そして三人はその村人の案内で村長の所へと案内された。
「私が村長です、この度は話を聞いていただきありがとうございます。 実はこの村に近くに現れた新月の魔女が塔を作りそこで魔物を作り始めたのです、そしてその魔物はこの周囲にも被害を出し始めました、どうか新月の魔女を倒してはいただけないでしょうか?」
このやり取り設定にピンときたフィリスは大仰な態度で村長に告げる。
「今日ここに私が来たのも大いなる導きでしょう、安心しなさいこのフィリスと仲間たちが貴方達を救って御覧に入れましょう」
こうして三人は村を出て新月の塔を目指す。
「ねえフィリスさっきのは何なのよ?」
「ルミナス、この話の元になってるのはナーロン物語『城下町の白百合姫 旅情編~新月の塔の謎』の設定なのよ」
「ああそういえば、アリシア様の書庫にその話がありましたね」
ミルファは魔の森へ来たばかりの頃はする事があまりなく、アリシアの勧めでその手の娯楽本をひたすら読んでいた事があった、最近は畑いじりやローシャのオリバーへの使いそして大聖堂での様々な手伝いなどする事が増えていき本を読む時間は減りつつあったが、その読んだ本の中にそんなのがあった事は覚えていた。
「おお、ミルファちゃんも読んでたんだ!」
「⋯⋯ええ、たまたまですが」
「あんたたちも、もの好きね⋯⋯」
ルミナスにとってはナーロン物語という創作物よりも、自分の祖先であるクロエ・ウィンザードの伝記の方がハチャメチャで面白くためになると考えていた。

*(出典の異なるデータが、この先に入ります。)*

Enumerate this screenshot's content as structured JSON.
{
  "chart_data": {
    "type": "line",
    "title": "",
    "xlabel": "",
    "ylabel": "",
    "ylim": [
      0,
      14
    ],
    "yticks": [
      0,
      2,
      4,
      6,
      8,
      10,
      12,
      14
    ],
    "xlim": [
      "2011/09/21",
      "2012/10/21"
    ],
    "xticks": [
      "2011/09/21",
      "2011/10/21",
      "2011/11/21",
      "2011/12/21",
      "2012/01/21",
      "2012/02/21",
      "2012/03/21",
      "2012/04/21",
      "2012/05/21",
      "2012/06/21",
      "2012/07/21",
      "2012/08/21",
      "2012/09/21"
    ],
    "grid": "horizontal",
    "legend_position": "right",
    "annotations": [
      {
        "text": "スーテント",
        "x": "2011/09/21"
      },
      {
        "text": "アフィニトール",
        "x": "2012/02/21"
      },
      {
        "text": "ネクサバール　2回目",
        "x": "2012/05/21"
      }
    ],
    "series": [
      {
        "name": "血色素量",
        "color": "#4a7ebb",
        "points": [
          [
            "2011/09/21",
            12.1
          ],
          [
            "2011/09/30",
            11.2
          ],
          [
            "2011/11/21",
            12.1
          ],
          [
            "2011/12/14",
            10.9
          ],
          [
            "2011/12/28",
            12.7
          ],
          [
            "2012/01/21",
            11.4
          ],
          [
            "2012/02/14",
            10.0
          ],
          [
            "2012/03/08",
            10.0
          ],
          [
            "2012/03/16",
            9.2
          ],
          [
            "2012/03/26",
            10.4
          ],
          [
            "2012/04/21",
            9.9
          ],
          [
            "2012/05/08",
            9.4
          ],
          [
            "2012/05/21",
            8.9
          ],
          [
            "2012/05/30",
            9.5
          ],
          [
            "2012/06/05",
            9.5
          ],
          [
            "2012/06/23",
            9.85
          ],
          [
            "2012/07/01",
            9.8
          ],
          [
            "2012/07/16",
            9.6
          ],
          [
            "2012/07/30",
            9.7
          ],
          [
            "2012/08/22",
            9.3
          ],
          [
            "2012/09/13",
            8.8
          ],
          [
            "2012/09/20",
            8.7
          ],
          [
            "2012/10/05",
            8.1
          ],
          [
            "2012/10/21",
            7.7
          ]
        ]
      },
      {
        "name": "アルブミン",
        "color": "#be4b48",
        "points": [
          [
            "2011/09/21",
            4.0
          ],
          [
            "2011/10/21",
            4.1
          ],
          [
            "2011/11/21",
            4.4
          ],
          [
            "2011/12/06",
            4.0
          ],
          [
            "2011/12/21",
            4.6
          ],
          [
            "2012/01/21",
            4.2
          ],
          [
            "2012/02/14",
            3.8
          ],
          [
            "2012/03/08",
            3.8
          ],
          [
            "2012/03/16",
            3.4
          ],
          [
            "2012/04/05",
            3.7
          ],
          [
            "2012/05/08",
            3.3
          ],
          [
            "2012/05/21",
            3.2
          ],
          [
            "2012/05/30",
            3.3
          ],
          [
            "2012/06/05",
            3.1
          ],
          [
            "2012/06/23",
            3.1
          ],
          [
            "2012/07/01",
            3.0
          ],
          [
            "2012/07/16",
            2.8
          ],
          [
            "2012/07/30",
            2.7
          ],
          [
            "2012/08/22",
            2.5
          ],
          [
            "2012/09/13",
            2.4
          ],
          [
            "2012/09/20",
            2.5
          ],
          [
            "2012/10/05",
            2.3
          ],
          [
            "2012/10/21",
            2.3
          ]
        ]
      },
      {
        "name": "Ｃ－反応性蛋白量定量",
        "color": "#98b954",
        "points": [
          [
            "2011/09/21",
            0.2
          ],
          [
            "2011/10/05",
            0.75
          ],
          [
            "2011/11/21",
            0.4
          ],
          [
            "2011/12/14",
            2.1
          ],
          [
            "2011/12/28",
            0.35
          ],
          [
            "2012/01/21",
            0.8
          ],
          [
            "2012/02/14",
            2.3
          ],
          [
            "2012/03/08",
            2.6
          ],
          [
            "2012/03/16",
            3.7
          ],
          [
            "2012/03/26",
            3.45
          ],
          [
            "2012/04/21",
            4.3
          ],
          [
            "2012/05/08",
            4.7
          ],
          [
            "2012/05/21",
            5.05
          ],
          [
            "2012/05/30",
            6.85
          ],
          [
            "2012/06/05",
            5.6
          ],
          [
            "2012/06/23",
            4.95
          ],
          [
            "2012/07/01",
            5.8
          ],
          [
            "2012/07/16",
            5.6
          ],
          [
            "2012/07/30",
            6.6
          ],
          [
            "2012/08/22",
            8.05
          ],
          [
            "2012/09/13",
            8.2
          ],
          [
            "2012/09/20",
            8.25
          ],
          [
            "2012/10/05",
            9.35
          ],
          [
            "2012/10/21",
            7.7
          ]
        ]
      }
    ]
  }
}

一方フィリスもクロエ・ウィンザードの伝記も読んではいたが同じ王族としては参考にはしたくないと思っている、その場しのぎの行き当たりばったりばかりで読んでて色々キツイのだった。
とはいえこの話題で言い争う事は既にフィリスもルミナスも十分経験済みである、もはや不毛な争いだとお互い十分に悟っているのだった。
「とりあえずあの話の通りならその塔はそう離れた所じゃないわ」
そしてフィリスの読み通り、大して時間もかけずにその新月の塔は現れたのだった。